Thank you for the years together and all that you have done. Don’t be sad. It’s really not that big a deal. Especially if you compare it to what God has brought me out of…the life I was living before. Thank you for putting up with my nonsense and hard headedness. I know you’ve tried hard and you’ve taken care of me. I hope you at least see now the depth of my love for you and our kids by now. How much I have sacrificed and denied for all of us. If I died before you, don’t be sad…life goes on!
I truly wish you would allow yourself to see what’s inside you as I did. If tomorrow was my last day with you, I would give you the last pep talk I would ever give you…it would be the ultimate cheer you had ever heard. I would even wear a skirt and use pom poms if that would work.
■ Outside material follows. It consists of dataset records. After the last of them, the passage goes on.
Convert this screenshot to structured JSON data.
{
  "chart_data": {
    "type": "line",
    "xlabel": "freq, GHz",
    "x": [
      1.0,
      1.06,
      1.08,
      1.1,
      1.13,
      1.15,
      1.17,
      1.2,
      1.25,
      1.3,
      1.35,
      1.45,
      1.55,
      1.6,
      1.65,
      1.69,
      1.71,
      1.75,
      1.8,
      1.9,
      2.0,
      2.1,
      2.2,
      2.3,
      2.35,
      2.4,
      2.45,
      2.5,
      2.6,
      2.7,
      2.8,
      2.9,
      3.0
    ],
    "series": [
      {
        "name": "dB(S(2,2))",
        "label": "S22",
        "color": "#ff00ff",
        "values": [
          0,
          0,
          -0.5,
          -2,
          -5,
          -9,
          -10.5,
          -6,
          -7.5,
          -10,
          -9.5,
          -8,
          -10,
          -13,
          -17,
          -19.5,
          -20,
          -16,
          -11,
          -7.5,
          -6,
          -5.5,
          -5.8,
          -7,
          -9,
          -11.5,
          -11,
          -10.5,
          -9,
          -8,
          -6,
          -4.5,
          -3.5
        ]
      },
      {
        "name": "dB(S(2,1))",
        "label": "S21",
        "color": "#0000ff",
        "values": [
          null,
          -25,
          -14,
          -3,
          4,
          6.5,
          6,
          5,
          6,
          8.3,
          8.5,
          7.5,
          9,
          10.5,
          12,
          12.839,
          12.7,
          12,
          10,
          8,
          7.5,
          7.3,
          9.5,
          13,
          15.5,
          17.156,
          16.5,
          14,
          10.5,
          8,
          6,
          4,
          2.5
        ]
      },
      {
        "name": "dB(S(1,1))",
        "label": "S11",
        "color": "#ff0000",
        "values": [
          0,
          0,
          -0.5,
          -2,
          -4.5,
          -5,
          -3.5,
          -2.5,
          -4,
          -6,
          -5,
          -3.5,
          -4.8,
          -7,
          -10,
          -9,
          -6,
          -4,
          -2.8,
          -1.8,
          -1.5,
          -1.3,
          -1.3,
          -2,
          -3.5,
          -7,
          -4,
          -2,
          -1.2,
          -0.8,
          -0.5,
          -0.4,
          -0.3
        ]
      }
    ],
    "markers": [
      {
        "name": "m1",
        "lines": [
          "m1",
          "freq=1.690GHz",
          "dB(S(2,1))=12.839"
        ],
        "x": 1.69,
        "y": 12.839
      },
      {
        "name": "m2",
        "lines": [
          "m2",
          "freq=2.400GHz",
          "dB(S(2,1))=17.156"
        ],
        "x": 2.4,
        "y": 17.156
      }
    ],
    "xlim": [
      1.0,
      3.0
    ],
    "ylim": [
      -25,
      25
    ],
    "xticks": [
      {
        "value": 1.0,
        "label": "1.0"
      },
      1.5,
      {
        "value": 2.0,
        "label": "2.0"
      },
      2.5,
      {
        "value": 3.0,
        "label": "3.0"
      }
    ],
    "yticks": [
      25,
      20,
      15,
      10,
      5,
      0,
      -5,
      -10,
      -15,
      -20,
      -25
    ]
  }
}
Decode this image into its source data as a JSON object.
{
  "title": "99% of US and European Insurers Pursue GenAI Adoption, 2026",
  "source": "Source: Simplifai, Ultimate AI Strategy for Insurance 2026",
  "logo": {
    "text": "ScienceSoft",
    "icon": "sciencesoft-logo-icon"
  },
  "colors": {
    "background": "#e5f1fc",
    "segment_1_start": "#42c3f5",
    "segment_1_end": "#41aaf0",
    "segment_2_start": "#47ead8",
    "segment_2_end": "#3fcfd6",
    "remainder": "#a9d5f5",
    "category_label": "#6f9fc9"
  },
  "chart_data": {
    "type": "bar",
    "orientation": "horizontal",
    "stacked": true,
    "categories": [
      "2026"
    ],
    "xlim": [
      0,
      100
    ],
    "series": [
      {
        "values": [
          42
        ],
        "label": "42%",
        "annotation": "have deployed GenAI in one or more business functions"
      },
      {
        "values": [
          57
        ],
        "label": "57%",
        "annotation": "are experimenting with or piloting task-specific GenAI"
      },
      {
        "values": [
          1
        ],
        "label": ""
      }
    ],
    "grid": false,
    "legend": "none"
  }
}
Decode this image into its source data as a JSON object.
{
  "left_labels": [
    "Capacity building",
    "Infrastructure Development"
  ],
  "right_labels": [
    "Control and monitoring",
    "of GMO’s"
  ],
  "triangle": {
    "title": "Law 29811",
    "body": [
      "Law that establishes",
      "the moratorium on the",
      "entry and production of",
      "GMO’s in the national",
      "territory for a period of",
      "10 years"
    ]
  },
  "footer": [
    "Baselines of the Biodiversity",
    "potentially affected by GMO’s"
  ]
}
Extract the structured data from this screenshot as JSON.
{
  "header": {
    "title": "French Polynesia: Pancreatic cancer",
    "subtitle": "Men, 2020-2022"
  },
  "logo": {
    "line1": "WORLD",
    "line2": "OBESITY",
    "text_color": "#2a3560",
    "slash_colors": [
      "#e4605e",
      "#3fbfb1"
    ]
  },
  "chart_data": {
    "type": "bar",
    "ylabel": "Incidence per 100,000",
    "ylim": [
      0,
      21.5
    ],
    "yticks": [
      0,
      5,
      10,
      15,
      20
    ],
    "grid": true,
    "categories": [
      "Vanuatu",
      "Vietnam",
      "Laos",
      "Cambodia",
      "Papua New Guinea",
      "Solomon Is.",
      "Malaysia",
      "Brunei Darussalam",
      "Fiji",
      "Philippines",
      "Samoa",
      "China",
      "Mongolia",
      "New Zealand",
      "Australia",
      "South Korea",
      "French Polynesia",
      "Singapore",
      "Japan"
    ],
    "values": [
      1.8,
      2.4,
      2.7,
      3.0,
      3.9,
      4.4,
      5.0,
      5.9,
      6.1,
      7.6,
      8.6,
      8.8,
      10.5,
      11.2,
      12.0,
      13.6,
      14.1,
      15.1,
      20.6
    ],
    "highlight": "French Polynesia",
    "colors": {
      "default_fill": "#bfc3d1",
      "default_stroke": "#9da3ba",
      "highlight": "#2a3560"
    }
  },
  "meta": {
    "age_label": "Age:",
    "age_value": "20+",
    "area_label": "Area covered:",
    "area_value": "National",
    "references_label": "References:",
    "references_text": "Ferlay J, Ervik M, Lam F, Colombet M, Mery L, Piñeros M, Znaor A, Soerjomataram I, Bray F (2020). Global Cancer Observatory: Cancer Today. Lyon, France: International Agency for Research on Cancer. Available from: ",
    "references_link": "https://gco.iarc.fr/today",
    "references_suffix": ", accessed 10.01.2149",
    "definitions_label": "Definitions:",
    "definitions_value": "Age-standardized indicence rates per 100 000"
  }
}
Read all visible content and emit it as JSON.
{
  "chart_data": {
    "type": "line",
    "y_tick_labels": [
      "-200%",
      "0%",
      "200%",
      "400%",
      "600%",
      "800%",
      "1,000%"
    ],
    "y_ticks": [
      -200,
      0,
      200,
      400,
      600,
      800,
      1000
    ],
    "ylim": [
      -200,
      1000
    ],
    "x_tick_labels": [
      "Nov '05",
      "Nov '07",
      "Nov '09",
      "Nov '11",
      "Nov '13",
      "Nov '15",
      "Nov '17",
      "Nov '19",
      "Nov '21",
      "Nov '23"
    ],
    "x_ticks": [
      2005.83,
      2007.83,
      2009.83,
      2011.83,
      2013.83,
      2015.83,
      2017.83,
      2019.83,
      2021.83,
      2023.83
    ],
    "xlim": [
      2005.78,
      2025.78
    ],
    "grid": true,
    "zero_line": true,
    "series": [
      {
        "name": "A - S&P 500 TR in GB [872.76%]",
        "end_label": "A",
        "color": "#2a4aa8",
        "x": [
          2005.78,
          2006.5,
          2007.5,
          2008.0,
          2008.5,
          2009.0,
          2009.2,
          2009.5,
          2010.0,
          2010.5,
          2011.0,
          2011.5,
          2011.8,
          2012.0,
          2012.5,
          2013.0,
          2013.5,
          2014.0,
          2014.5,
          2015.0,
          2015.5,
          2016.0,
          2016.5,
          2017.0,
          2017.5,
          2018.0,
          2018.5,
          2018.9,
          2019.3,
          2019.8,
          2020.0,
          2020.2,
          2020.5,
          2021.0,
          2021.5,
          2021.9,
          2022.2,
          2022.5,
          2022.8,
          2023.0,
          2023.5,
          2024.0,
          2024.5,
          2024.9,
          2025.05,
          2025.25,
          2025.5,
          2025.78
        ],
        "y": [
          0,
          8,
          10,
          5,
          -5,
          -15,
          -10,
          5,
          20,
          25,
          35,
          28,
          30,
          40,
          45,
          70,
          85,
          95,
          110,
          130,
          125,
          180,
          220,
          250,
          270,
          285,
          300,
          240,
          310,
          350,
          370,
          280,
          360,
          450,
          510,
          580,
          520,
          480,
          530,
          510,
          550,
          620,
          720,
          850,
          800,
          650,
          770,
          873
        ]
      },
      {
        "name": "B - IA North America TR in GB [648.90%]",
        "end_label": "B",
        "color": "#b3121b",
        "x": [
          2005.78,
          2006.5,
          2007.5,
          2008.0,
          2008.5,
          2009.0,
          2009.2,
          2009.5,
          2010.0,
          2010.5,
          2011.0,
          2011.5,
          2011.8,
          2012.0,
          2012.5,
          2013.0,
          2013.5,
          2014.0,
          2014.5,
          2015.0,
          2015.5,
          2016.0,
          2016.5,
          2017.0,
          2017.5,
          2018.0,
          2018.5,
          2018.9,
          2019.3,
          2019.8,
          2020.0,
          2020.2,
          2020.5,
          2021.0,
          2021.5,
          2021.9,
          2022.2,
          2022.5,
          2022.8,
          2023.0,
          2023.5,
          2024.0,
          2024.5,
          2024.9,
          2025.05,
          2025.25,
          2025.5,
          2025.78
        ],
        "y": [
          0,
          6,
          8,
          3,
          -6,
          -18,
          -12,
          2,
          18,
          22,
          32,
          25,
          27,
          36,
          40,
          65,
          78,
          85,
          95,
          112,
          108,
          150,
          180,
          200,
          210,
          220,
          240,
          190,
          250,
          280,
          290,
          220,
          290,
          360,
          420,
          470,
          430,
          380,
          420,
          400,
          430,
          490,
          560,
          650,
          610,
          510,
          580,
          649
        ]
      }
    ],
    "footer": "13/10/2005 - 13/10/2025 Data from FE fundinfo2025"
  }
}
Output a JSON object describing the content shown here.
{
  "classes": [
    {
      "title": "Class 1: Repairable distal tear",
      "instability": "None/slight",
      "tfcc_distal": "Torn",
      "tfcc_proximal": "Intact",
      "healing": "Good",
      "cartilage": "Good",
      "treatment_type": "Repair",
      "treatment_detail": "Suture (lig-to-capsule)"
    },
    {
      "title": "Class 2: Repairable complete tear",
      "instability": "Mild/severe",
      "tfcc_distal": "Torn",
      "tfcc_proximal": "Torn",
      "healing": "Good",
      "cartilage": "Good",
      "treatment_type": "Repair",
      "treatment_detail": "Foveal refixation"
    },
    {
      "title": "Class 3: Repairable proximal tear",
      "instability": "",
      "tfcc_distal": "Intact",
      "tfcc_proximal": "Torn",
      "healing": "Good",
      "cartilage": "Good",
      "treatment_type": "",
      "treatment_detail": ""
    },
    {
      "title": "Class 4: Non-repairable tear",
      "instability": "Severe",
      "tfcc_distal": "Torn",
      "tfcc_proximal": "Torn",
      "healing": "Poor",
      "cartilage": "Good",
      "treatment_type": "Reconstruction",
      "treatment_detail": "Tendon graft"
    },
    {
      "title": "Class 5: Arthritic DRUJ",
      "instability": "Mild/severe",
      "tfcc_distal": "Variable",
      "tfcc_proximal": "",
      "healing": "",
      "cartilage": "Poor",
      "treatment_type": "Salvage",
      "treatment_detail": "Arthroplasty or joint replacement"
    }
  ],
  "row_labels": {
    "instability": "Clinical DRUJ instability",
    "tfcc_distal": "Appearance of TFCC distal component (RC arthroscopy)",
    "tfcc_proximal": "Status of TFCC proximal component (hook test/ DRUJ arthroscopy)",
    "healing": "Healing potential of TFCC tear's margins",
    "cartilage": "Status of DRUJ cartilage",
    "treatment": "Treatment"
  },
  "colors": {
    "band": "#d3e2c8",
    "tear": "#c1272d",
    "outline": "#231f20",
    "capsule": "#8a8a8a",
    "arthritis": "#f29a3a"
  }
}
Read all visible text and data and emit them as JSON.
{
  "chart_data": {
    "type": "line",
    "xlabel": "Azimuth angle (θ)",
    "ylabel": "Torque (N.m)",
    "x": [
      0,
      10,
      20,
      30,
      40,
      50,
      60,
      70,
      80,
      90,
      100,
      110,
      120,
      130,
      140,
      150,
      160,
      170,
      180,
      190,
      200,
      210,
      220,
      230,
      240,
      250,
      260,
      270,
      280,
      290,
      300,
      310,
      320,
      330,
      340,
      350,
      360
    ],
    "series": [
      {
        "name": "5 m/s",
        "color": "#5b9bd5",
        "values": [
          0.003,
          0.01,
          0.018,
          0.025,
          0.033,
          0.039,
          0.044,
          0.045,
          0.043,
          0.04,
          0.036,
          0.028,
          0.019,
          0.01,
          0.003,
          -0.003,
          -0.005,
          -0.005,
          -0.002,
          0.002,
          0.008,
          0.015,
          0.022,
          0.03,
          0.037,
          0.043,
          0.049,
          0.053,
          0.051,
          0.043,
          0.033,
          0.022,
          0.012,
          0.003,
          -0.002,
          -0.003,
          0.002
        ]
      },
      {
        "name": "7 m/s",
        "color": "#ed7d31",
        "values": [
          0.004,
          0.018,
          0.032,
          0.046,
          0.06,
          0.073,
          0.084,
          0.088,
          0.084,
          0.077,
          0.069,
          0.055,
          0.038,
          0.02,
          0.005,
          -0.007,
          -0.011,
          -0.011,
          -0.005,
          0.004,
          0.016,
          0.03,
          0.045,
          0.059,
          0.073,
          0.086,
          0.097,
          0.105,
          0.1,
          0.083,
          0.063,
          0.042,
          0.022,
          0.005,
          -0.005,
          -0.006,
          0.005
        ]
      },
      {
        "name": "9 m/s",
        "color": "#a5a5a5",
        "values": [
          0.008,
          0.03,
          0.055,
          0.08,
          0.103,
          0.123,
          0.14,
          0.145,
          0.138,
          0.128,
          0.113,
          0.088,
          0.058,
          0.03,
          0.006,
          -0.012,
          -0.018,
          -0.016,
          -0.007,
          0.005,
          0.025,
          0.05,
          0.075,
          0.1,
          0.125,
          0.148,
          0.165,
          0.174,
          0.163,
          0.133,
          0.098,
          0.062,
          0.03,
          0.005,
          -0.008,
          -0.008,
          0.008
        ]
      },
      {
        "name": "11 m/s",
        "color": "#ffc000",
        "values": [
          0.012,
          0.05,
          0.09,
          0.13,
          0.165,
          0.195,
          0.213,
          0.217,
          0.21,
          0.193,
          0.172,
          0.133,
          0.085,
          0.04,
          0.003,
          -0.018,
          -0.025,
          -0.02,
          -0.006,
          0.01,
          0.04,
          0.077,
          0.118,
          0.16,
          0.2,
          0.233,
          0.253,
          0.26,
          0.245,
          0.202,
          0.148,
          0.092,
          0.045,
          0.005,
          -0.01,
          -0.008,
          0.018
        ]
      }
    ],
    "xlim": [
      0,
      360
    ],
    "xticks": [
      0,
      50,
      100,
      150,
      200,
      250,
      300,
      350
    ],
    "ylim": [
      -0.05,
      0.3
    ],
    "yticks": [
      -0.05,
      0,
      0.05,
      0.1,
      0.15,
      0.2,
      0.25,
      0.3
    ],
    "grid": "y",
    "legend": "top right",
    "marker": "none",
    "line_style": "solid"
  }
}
If tomorrow were my last day on earth, I wonder what I would leave unsaid to whomever. Would I choose to finally release that pain that’s been so heavy? Would I tell of any of those who broke me and let me down? Would I disclose those pieces of my heart that each and everyone chipped away at? Would I reveal how some truly shaped me?
If tomorrow were my last day on earth, would I give my loved ones the opportunity to right their wrongs?
If anyone were only given one more day, would you cram in everything possible or would you stop and savor what you have left?
If tomorrow were my last day on earth, what would I want? What would I say? What would they want me to know; that one last thing that maybe you didn’t get across or I failed to realize?
Is there anything they would want to say, maybe they love me?
How would they feel, would they then realize how they truly feel?
Would they miss the times we talked, or every time we teased?
Above all, remember you are loved.
P.S. Don’t take this post the wrong way. It’s honestly a sincere thought about looking at my life in perspective if we had the privilege of knowing our last day. These are just thoughts.